成熟すると攻撃性や交尾衝動が強くなり、その欲求が満たされないと大きなストレスになってしまいますが、去勢手術によってこうしたストレスが軽減できます。

メリット5.望まない妊娠を防止

前述にもあるように、猫は一回の出産で複数の子猫が生まれてきます。飼育環境が適切に整わない限り、不用意な妊娠を防ぐことが、結果として大切な命を守ることへとつながります。

メリット6.病気の予防

精巣を取るので精巣腫瘍を予防でき、前立腺の病気の発生率を低下させることができます。また、オス猫同士のケンカが少なくなるため、感染症のリスクも減らすことができます。

4.猫の去勢によるデメリット

デメリット1.太りやすくなる

ホルモンバランスの影響で食欲が増え、運動量も減るため、手術前と同じ食事量をとっていると太ってしまいます。獣医師と相談しながら、低カロリーのフードや運動量の調整で適切な体重管理を心がけましょう。

デメリット2.繁殖できなくなる

当然ですが、一度去勢手術をすると、その猫の血を引いた子猫を迎え入れることはできません。未来に望む家族の姿や飼育環境についてしっかりと考えたうえで、判断することをおすすめします。

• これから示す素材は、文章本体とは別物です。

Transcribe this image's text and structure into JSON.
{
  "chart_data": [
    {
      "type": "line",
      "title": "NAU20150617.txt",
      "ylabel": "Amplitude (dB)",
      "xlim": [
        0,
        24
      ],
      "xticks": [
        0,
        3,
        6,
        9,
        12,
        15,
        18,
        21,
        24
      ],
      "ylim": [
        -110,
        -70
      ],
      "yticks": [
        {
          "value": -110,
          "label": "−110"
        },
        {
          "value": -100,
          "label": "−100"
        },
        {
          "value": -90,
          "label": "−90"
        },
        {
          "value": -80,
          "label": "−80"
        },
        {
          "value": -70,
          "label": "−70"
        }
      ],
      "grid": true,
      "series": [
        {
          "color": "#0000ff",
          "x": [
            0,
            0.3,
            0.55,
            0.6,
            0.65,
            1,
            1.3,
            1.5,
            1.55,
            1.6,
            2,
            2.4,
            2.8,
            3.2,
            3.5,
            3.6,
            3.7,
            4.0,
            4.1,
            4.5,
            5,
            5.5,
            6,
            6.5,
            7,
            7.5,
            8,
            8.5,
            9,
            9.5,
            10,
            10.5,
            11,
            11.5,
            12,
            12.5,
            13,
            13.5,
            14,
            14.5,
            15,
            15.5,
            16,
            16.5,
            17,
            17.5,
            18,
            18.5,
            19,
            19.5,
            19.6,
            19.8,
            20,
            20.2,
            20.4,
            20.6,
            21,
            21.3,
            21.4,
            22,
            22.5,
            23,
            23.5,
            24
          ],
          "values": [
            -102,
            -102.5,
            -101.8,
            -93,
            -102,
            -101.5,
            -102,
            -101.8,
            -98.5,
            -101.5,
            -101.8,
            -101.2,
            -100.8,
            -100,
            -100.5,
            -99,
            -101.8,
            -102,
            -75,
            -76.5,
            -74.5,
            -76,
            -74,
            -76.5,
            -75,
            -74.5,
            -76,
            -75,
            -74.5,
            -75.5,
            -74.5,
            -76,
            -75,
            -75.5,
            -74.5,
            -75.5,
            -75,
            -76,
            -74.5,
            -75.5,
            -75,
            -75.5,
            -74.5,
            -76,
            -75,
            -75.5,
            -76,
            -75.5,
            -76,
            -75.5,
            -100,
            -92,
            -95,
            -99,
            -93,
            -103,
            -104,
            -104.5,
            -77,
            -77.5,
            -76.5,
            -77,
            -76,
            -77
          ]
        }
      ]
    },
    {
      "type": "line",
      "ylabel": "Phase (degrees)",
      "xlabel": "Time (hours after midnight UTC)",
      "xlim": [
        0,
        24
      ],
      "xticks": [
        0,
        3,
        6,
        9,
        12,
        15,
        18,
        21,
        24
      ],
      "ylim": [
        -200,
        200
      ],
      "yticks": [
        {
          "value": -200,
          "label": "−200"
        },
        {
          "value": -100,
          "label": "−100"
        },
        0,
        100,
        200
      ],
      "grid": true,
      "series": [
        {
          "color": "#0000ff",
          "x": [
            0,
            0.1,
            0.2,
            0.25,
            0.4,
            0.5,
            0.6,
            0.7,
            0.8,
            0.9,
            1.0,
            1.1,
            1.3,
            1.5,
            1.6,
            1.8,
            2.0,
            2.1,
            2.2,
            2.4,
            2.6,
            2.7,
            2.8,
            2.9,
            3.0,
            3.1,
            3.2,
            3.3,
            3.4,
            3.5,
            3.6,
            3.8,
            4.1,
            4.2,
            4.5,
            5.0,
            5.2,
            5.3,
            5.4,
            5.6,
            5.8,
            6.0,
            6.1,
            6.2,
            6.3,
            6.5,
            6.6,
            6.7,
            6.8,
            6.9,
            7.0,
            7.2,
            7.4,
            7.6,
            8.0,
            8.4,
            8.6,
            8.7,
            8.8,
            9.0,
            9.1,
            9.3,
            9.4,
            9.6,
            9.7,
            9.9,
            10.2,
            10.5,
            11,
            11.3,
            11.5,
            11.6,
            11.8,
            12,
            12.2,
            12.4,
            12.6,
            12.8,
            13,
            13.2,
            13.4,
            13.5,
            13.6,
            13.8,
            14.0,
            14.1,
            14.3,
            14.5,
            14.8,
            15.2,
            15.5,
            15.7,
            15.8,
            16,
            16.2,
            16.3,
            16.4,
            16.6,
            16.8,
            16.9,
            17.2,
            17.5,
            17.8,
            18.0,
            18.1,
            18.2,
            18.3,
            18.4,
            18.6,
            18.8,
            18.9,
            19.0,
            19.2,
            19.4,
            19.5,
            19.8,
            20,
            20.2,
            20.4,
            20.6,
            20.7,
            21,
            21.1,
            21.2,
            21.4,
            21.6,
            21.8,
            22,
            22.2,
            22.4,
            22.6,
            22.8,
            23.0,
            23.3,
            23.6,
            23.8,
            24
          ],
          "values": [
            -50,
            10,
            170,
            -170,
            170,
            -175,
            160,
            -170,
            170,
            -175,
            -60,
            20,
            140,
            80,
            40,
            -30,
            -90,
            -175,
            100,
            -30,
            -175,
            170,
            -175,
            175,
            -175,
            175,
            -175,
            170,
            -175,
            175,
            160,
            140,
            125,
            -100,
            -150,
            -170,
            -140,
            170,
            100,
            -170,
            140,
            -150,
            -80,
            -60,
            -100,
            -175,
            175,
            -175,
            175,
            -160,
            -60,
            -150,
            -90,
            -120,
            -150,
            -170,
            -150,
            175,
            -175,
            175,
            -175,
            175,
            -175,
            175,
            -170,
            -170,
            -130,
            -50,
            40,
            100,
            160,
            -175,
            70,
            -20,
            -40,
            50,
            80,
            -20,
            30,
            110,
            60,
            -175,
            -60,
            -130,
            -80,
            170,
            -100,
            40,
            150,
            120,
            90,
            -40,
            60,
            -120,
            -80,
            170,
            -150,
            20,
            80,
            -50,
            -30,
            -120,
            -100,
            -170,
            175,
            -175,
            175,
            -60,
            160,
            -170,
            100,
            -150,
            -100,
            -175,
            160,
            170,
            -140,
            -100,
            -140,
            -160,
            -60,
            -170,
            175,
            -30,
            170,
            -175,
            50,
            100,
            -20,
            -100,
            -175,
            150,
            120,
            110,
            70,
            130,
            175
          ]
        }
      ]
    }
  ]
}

デメリット3.手術をきっかけに体調を崩してしまうケースも

麻酔や手術そのものが体へ悪影響を及ぼすことはほとんどありませんが、家族以外の人や動物病院に慣れていない猫は、長時間病院で過ごしたり手術を経験すること自体が負担になり、自宅に帰ってから調子を崩してしまうことがあります。
また、自宅で術後の傷口を舐めてしまい、感染症を起こしてしまうケースもゼロではないため、自宅に帰ってからの注意や観察は必要です。

5.猫の去勢は生後いつからできる?

【獣医師監修】猫は去勢手術をするべき?時期や費用・助成金について
(画像=『犬・猫のポータルサイトPEPPY(ペピイ)』より引用)

性成熟が始まる前の生後6ヶ月頃に去勢手術をするのが一般的です。
予防接種が終わっていること、ダニ・ノミ・寄生虫の駆除が終わっていることを条件とする動物病院が多いため、それらも含めたトータル的な計画として、かかりつけの獣医師と相談しておくのが良いでしょう。

ちなみに、保護施設などでは生後2〜4ヶ月といった早期に去勢手術を行い里親に渡すケースもありますが、健康上の大きな危険性はないとされています。